Mike, Dan, Hiroko and Catherine, who had invaded our café in distress, had been staying in a cheap guest house in the Lakshman Jhula area and had walked all the way here to visit the now dilapidated Beatles ashram. While exploring some of its more hidden and ruinous crevices, Hiroko had disturbed an active beehive and as a result, they got stung by bees all over their bodies. Mike, when he had sufficiently recovered from his stings smirked and said, “Now we could tell people we went to the ‘Beetles’ Ashram. Get it? Beetles?” It was our turn to groan in agony.
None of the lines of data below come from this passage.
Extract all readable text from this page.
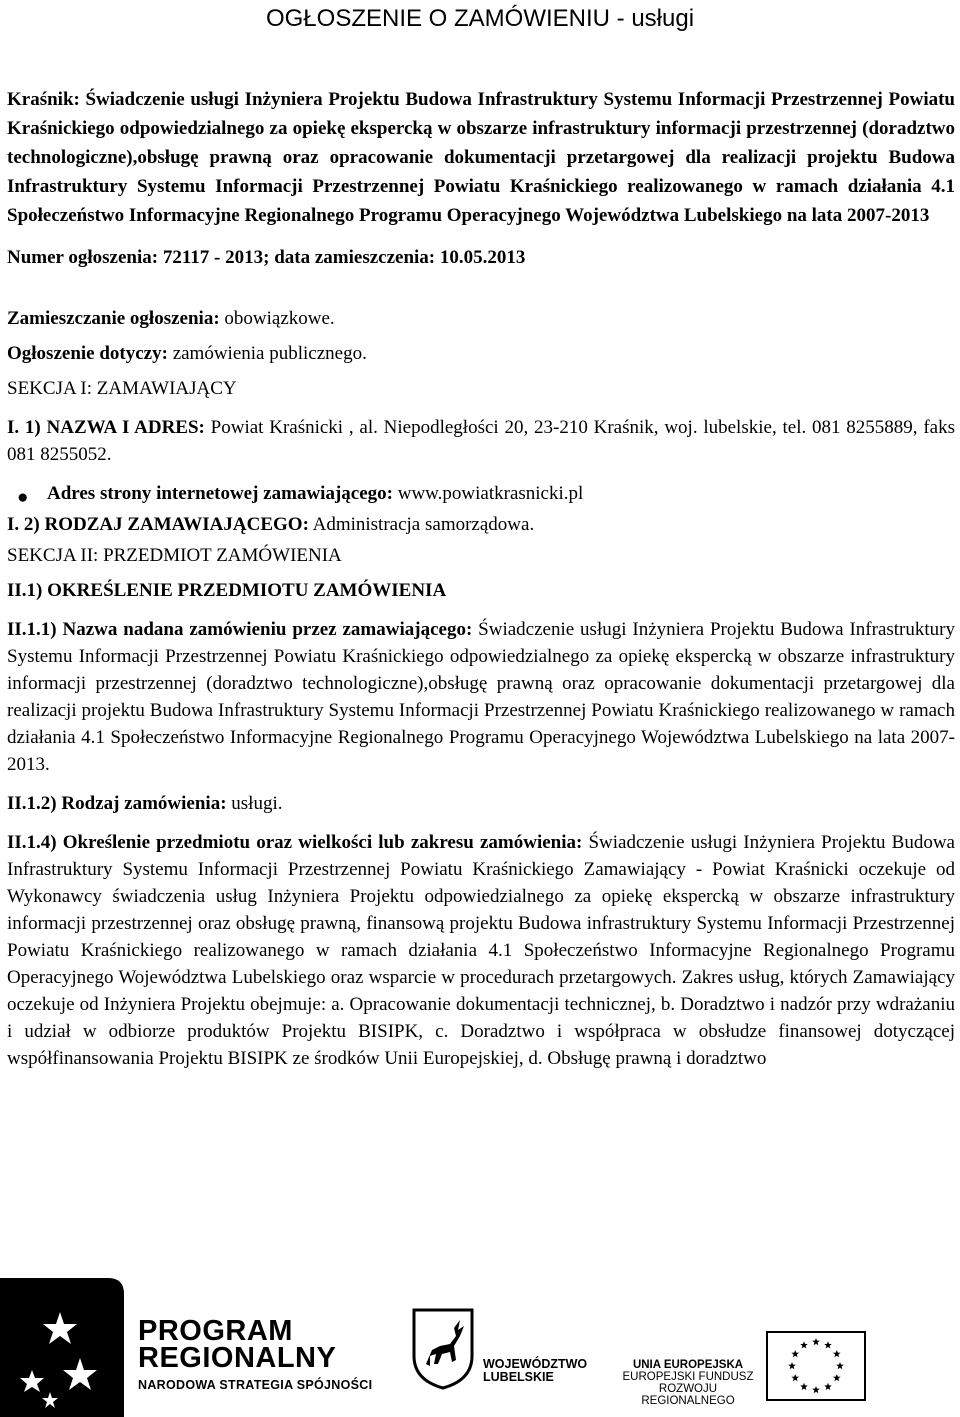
OGŁOSZENIE O ZAMÓWIENIU - usługi

Kraśnik: Świadczenie usługi Inżyniera Projektu Budowa Infrastruktury Systemu Informacji Przestrzennej Powiatu Kraśnickiego odpowiedzialnego za opiekę ekspercką w obszarze infrastruktury informacji przestrzennej (doradztwo technologiczne),obsługę prawną oraz opracowanie dokumentacji przetargowej dla realizacji projektu Budowa Infrastruktury Systemu Informacji Przestrzennej Powiatu Kraśnickiego realizowanego w ramach działania 4.1 Społeczeństwo Informacyjne Regionalnego Programu Operacyjnego Województwa Lubelskiego na lata 2007-2013

Numer ogłoszenia: 72117 - 2013; data zamieszczenia: 10.05.2013

Zamieszczanie ogłoszenia: obowiązkowe.

Ogłoszenie dotyczy: zamówienia publicznego.

SEKCJA I: ZAMAWIAJĄCY

I. 1) NAZWA I ADRES: Powiat Kraśnicki , al. Niepodległości 20, 23-210 Kraśnik, woj. lubelskie, tel. 081 8255889, faks 081 8255052.

● Adres strony internetowej zamawiającego: www.powiatkrasnicki.pl

I. 2) RODZAJ ZAMAWIAJĄCEGO: Administracja samorządowa.

SEKCJA II: PRZEDMIOT ZAMÓWIENIA

II.1) OKREŚLENIE PRZEDMIOTU ZAMÓWIENIA

II.1.1) Nazwa nadana zamówieniu przez zamawiającego: Świadczenie usługi Inżyniera Projektu Budowa Infrastruktury Systemu Informacji Przestrzennej Powiatu Kraśnickiego odpowiedzialnego za opiekę ekspercką w obszarze infrastruktury informacji przestrzennej (doradztwo technologiczne),obsługę prawną oraz opracowanie dokumentacji przetargowej dla realizacji projektu Budowa Infrastruktury Systemu Informacji Przestrzennej Powiatu Kraśnickiego realizowanego w ramach działania 4.1 Społeczeństwo Informacyjne Regionalnego Programu Operacyjnego Województwa Lubelskiego na lata 2007-2013.

II.1.2) Rodzaj zamówienia: usługi.

II.1.4) Określenie przedmiotu oraz wielkości lub zakresu zamówienia: Świadczenie usługi Inżyniera Projektu Budowa Infrastruktury Systemu Informacji Przestrzennej Powiatu Kraśnickiego Zamawiający - Powiat Kraśnicki oczekuje od Wykonawcy świadczenia usług Inżyniera Projektu odpowiedzialnego za opiekę ekspercką w obszarze infrastruktury informacji przestrzennej oraz obsługę prawną, finansową projektu Budowa infrastruktury Systemu Informacji Przestrzennej Powiatu Kraśnickiego realizowanego w ramach działania 4.1 Społeczeństwo Informacyjne Regionalnego Programu Operacyjnego Województwa Lubelskiego oraz wsparcie w procedurach przetargowych. Zakres usług, których Zamawiający oczekuje od Inżyniera Projektu obejmuje: a. Opracowanie dokumentacji technicznej, b. Doradztwo i nadzór przy wdrażaniu i udział w odbiorze produktów Projektu BISIPK, c. Doradztwo i współpraca w obsłudze finansowej dotyczącej współfinansowania Projektu BISIPK ze środków Unii Europejskiej, d. Obsługę prawną i doradztwo

PROGRAM
REGIONALNY
NARODOWA STRATEGIA SPÓJNOŚCI
WOJEWÓDZTWO
LUBELSKIE
UNIA EUROPEJSKA
EUROPEJSKI FUNDUSZ
ROZWOJU REGIONALNEGO
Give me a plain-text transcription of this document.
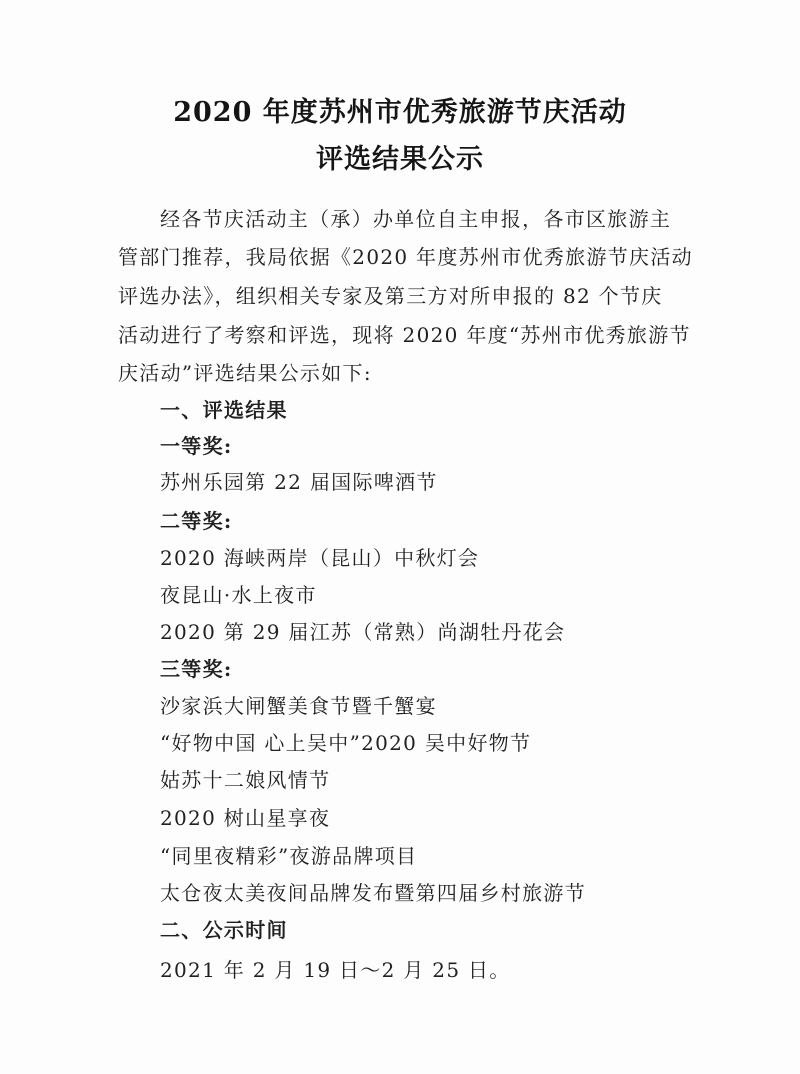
2020 年度苏州市优秀旅游节庆活动
评选结果公示
经各节庆活动主（承）办单位自主申报，各市区旅游主
管部门推荐，我局依据《2020 年度苏州市优秀旅游节庆活动
评选办法》，组织相关专家及第三方对所申报的 82 个节庆
活动进行了考察和评选，现将 2020 年度“苏州市优秀旅游节
庆活动”评选结果公示如下:
一、评选结果
一等奖:
苏州乐园第 22 届国际啤酒节
二等奖:
2020 海峡两岸（昆山）中秋灯会
夜昆山·水上夜市
2020 第 29 届江苏（常熟）尚湖牡丹花会
三等奖:
沙家浜大闸蟹美食节暨千蟹宴
“好物中国 心上吴中”2020 吴中好物节
姑苏十二娘风情节
2020 树山星享夜
“同里夜精彩”夜游品牌项目
太仓夜太美夜间品牌发布暨第四届乡村旅游节
二、公示时间
2021 年 2 月 19 日～2 月 25 日。
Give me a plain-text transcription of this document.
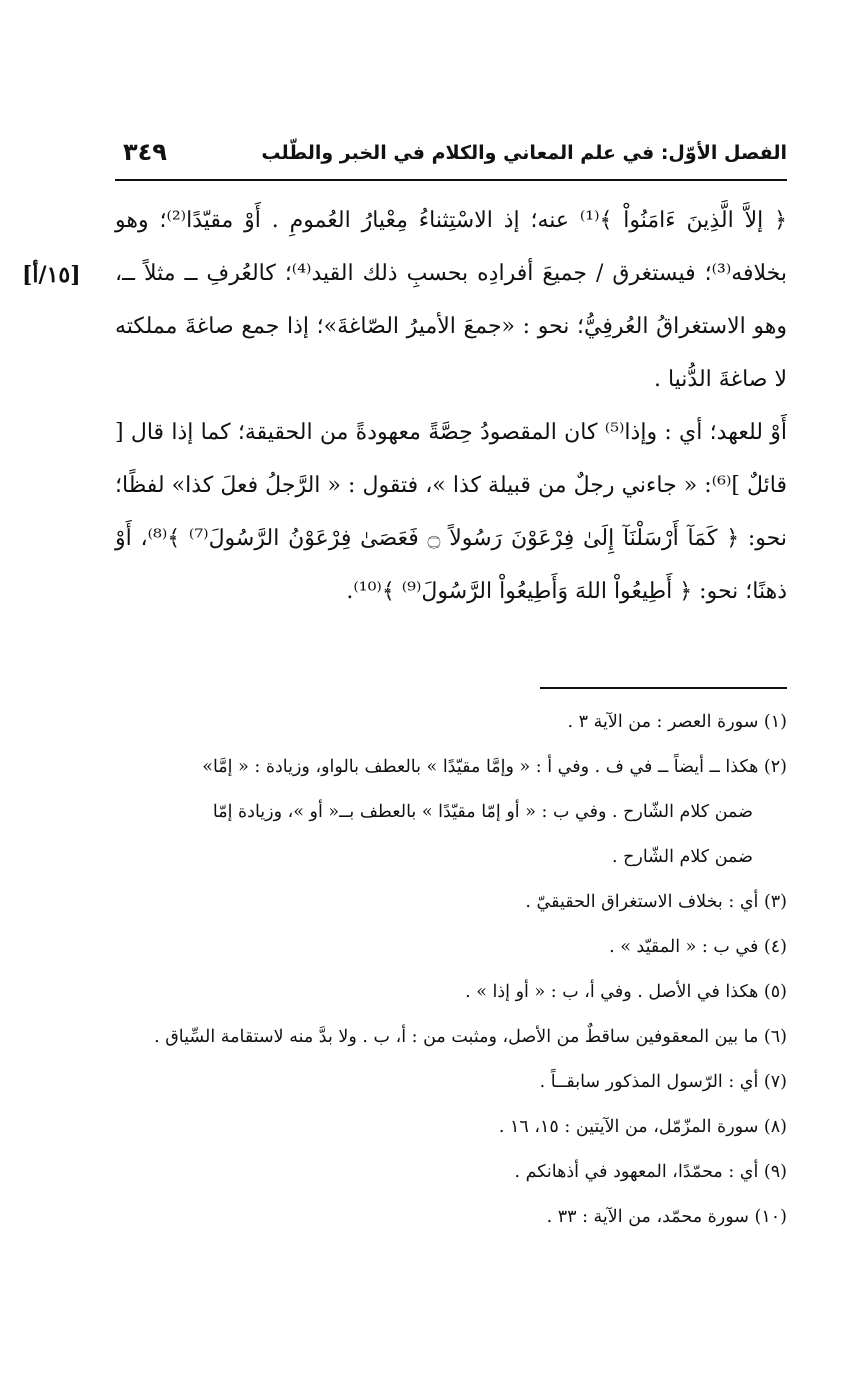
الفصل الأوّل: في علم المعاني والكلام في الخبر والطّلب
٣٤٩
[١٥/أ]

﴿ إلاَّ الَّذِينَ ءَامَنُواْ ﴾⁽¹⁾ عنه؛ إذ الاسْتِثناءُ مِعْيارُ العُمومِ . أَوْ مقيّدًا⁽²⁾؛ وهو بخلافه⁽³⁾؛ فيستغرق / جميعَ أفرادِه بحسبِ ذلك القيد⁽⁴⁾؛ كالعُرفِ ــ مثلاً ــ، وهو الاستغراقُ العُرفِيُّ؛ نحو : «جمعَ الأميرُ الصّاغةَ»؛ إذا جمع صاغةَ مملكته لا صاغةَ الدُّنيا .

أَوْ للعهد؛ أي : وإذا⁽⁵⁾ كان المقصودُ حِصَّةً معهودةً من الحقيقة؛ كما إذا قال [ قائلٌ ]⁽⁶⁾: « جاءني رجلٌ من قبيلة كذا »، فتقول : « الرَّجلُ فعلَ كذا» لفظًا؛ نحو: ﴿ كَمَآ أَرْسَلْنَآ إِلَىٰ فِرْعَوْنَ رَسُولاً ۝ فَعَصَىٰ فِرْعَوْنُ الرَّسُولَ⁽⁷⁾ ﴾⁽⁸⁾، أَوْ ذهنًا؛ نحو: ﴿ أَطِيعُواْ اللهَ وَأَطِيعُواْ الرَّسُولَ⁽⁹⁾ ﴾⁽¹⁰⁾.

(١) سورة العصر : من الآية ٣ .

(٢) هكذا ــ أيضاً ــ في ف . وفي أ : « وإمَّا مقيّدًا » بالعطف بالواو، وزيادة : « إمَّا»
ضمن كلام الشّارح . وفي ب : « أو إمّا مقيّدًا » بالعطف بــ« أو »، وزيادة إمّا
ضمن كلام الشّارح .

(٣) أي : بخلاف الاستغراق الحقيقيّ .

(٤) في ب : « المقيّد » .

(٥) هكذا في الأصل . وفي أ، ب : « أو إذا » .

(٦) ما بين المعقوفين ساقطٌ من الأصل، ومثبت من : أ، ب . ولا بدَّ منه لاستقامة السِّياق .

(٧) أي : الرّسول المذكور سابقــاً .

(٨) سورة المزّمّل، من الآيتين : ١٥، ١٦ .

(٩) أي : محمّدًا، المعهود في أذهانكم .

(١٠) سورة محمّد، من الآية : ٣٣ .
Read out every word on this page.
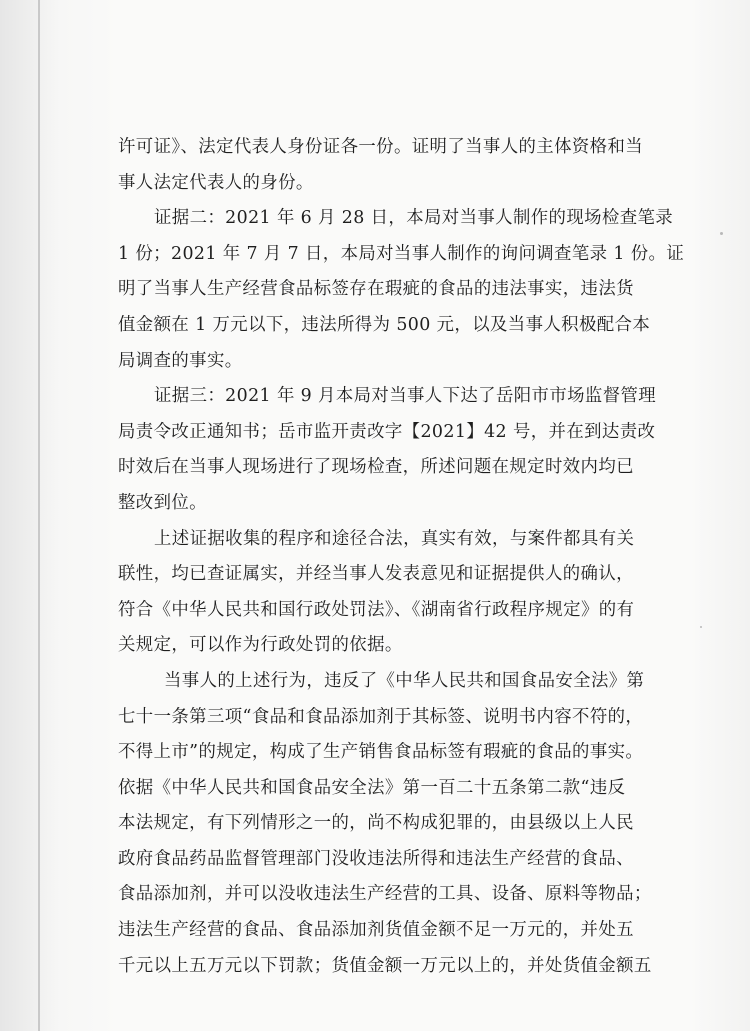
许可证》、法定代表人身份证各一份。证明了当事人的主体资格和当
事人法定代表人的身份。
证据二：2021 年 6 月 28 日，本局对当事人制作的现场检查笔录
1 份；2021 年 7 月 7 日，本局对当事人制作的询问调查笔录 1 份。证
明了当事人生产经营食品标签存在瑕疵的食品的违法事实，违法货
值金额在 1 万元以下，违法所得为 500 元，以及当事人积极配合本
局调查的事实。
证据三：2021 年 9 月本局对当事人下达了岳阳市市场监督管理
局责令改正通知书；岳市监开责改字【2021】42 号，并在到达责改
时效后在当事人现场进行了现场检查，所述问题在规定时效内均已
整改到位。
上述证据收集的程序和途径合法，真实有效，与案件都具有关
联性，均已查证属实，并经当事人发表意见和证据提供人的确认，
符合《中华人民共和国行政处罚法》、《湖南省行政程序规定》的有
关规定，可以作为行政处罚的依据。
当事人的上述行为，违反了《中华人民共和国食品安全法》第
七十一条第三项“食品和食品添加剂于其标签、说明书内容不符的，
不得上市”的规定，构成了生产销售食品标签有瑕疵的食品的事实。
依据《中华人民共和国食品安全法》第一百二十五条第二款“违反
本法规定，有下列情形之一的，尚不构成犯罪的，由县级以上人民
政府食品药品监督管理部门没收违法所得和违法生产经营的食品、
食品添加剂，并可以没收违法生产经营的工具、设备、原料等物品；
违法生产经营的食品、食品添加剂货值金额不足一万元的，并处五
千元以上五万元以下罚款；货值金额一万元以上的，并处货值金额五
Catherine was still in a bad mood and had slumped on her table all by herself. No one had the nerve or the interest to go up to her to ask how she was. No one other than Joseph i.e. While other people and I were chatting up and joking around with Mike, Dan and Hiroko, Joseph had slunk away to Catherine and began sweet-talking her. I felt like he was a completely different man to the one I knew over 3 days. He was gregarious, lively, humorous. It was the first time any of the stories I heard from Jasbir rang true. In a few minutes, both had disappeared from the café.

I would learn later that evening that Joseph came by the ashram, took all his belongings and checked out of the place. It would be an entire week before any of us would see him again.